Nepalhilfe 2019/2020

Im Oktober 2019 war es wieder so weit, wir freuen uns auf unsere Freunde in Nepal und sind neugierig, wie es allen seit unserem letzten Besuch ergangen ist…

Wir, das sind meine Nichte Katja, Ärztin aus Sachsen Anhalt und ich…

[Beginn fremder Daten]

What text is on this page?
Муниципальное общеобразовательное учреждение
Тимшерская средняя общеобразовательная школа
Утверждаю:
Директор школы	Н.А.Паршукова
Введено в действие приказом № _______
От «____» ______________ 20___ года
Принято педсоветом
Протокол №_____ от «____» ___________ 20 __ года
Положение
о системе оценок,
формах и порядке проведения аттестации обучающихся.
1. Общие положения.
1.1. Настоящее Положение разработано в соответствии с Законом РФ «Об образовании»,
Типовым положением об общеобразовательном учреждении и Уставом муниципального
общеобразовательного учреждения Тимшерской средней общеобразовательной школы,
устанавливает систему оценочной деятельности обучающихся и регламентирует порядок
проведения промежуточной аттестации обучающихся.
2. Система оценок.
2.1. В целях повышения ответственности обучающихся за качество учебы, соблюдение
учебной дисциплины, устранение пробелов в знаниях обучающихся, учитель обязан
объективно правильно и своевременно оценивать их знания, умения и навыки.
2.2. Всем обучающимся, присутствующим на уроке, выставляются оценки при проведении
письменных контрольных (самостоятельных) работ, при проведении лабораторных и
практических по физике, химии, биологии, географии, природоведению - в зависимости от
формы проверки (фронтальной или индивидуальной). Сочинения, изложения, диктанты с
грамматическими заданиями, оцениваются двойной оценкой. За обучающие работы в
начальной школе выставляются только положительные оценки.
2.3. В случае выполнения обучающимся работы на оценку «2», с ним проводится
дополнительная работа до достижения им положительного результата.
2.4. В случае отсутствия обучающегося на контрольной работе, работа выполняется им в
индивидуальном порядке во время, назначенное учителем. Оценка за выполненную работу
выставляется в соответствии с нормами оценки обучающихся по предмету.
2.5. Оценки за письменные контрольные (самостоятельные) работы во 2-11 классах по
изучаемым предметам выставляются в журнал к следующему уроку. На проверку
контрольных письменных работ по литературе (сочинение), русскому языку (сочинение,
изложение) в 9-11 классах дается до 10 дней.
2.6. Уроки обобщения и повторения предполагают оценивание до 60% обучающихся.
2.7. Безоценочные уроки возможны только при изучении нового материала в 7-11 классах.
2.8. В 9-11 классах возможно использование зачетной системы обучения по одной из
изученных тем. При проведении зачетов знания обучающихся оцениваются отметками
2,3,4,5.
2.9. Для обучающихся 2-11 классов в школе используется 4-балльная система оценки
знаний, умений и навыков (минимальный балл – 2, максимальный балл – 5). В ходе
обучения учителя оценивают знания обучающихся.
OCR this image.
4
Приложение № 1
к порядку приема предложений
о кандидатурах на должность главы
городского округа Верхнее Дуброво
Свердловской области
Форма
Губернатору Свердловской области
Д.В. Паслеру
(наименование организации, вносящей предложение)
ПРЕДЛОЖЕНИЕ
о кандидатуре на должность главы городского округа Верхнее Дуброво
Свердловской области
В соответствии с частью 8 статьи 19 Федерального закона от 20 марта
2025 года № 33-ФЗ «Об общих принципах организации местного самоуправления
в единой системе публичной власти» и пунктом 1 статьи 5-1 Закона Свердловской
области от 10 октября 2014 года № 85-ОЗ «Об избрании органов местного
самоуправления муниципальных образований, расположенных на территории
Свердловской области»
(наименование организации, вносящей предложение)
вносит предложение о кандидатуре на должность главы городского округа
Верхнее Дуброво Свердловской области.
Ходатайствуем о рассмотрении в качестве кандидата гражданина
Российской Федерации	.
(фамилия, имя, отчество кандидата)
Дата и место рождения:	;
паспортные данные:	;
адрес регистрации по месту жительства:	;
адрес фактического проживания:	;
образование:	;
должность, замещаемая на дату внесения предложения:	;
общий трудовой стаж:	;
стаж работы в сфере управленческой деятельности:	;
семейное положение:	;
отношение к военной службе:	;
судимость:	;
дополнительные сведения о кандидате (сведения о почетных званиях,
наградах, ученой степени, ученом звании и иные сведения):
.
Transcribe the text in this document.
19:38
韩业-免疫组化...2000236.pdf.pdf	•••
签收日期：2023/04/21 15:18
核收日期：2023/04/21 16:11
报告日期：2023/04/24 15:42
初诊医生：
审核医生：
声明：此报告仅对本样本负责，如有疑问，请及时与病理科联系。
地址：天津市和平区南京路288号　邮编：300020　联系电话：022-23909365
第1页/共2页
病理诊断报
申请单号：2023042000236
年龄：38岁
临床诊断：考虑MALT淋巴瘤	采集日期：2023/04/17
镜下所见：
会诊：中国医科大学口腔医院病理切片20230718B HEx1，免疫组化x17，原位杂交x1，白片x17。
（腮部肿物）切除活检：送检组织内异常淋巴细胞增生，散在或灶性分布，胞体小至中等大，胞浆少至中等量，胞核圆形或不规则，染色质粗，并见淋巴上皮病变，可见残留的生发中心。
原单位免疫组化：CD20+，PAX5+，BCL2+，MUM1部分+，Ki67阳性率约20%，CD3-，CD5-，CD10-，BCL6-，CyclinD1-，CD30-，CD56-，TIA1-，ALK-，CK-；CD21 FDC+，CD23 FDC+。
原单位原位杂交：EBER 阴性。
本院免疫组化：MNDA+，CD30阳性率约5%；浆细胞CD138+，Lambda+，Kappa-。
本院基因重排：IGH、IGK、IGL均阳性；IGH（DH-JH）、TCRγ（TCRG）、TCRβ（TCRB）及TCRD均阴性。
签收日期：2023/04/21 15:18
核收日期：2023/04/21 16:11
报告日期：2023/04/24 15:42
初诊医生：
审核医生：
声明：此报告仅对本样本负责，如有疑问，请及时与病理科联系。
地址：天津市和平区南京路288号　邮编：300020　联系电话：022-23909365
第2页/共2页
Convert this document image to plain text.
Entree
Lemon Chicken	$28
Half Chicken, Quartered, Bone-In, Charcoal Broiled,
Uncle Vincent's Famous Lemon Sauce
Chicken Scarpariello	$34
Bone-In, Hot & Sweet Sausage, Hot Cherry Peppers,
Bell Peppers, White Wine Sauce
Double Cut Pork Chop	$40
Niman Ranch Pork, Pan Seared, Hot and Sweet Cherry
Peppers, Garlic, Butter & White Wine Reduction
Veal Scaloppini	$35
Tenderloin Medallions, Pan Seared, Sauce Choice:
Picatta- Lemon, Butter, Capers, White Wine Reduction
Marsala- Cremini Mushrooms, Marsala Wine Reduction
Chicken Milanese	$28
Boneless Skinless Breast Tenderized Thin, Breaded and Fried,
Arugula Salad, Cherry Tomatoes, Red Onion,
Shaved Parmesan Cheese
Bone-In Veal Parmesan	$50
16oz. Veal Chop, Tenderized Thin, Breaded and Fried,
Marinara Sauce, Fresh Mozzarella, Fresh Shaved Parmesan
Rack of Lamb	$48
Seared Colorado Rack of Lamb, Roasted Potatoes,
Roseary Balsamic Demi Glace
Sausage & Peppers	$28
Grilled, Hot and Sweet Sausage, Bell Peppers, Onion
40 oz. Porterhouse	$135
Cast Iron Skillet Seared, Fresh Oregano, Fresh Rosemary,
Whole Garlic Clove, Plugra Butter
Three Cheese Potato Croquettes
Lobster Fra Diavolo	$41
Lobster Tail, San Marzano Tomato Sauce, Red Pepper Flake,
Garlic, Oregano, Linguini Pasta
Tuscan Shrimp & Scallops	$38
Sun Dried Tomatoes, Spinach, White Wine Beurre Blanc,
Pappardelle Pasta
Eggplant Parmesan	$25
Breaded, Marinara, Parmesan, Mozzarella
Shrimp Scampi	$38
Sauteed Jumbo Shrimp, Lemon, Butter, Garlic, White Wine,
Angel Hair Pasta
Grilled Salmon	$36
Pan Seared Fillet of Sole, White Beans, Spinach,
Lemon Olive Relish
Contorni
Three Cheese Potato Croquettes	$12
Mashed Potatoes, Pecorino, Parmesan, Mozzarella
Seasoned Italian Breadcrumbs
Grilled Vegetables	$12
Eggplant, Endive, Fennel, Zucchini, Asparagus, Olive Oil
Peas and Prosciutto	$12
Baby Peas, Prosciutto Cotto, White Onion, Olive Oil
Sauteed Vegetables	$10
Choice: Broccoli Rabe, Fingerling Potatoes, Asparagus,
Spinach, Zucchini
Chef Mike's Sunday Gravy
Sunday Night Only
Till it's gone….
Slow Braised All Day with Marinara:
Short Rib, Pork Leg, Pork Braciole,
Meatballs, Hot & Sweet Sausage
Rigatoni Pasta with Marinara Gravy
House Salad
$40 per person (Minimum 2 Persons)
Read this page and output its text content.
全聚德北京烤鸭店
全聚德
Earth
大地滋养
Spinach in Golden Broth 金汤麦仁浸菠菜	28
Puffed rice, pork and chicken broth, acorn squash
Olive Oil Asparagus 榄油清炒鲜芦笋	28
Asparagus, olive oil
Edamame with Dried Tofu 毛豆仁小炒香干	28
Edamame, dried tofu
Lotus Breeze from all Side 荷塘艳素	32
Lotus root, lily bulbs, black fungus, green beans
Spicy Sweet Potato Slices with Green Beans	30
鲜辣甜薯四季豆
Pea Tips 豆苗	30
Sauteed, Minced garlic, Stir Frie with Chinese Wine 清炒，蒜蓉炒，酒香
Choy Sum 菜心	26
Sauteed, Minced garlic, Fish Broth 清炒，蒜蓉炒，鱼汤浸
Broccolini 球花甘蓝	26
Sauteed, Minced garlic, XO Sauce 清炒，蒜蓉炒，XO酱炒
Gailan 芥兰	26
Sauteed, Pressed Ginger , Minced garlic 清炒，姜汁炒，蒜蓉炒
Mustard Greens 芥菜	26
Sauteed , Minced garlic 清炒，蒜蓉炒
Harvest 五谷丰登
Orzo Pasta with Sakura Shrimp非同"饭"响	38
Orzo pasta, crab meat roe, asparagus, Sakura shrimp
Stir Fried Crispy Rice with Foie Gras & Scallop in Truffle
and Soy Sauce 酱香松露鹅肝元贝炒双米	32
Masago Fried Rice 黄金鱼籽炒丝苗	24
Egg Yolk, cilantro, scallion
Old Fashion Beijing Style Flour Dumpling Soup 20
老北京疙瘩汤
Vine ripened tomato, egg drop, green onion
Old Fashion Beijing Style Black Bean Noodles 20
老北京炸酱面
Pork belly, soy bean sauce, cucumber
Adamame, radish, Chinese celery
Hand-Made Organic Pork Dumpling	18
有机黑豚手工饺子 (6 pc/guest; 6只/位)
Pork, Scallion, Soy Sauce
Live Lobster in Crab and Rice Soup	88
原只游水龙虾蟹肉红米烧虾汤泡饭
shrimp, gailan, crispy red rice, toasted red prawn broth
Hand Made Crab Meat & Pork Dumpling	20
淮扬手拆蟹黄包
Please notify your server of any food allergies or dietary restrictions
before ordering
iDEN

Im Gepäck haben wir viele Spenden von unseren vielen, unermüdlichen Helfern und Sponsoren, Sachspenden wie Medikament, Kleidung und ganz, ganz viele herzliche Grüße und Wünsche. Auch diesmal war unser Gepäckumfang begrenzt. Helfen konnte uns Herr Frank Heinrich, Mitglied des Deutschen Bundestages, Theologe und Sozialpädagoge. Er ermöglichte uns durch die Nutzung seines Freigepäckes auf seiner letzten Asienreise vorab schon warme Kleidung, Winter-und Sportschuhe nach Nepal zu transportieren. In Kathmandu wurden diese Dinge von unserem unermüdlichen Freund und Helfer, Herrn Lakpa Dorje Sherpa in Empfang genommen und mit nach Kurima im Everest-Gebiet transportiert.

Vielen, vielen herzlichen Dank Ihnen Herr Frank Heinrich, für Ihre unkomplizierte und tolle Hilfe!

Wir sind dankbar, dass wir Sie kennenlernen durften und Sie uns die Möglichkeit gegeben haben, etwas mehr Sachspenden als gewohnt, nach Nepal transportieren zu können. 

Kurima ist auf normalen Wegen mit Fahrzeugen nicht zu erreichen, wir haben uns zu Fuß auf den Weg gemacht und sind nach 8 Tagen erleichtert und sehr glücklich, mit allem Gepäck und ganz neugierig im Gebiet unterhalb des Everests, fernab jeglicher „Bergsteigertrassen“ und Straßenverbindungen angekommen. Wir wollten unsere Freunde dort überraschen, aber wir hätten es wissen müssen, das funktioniert auch in den entlegensten Regionen nicht…

…wir wurden schon von den Kindern und ihren Familien erwartet. Unser Besuch hatte sich doch schnell herumgesprochen…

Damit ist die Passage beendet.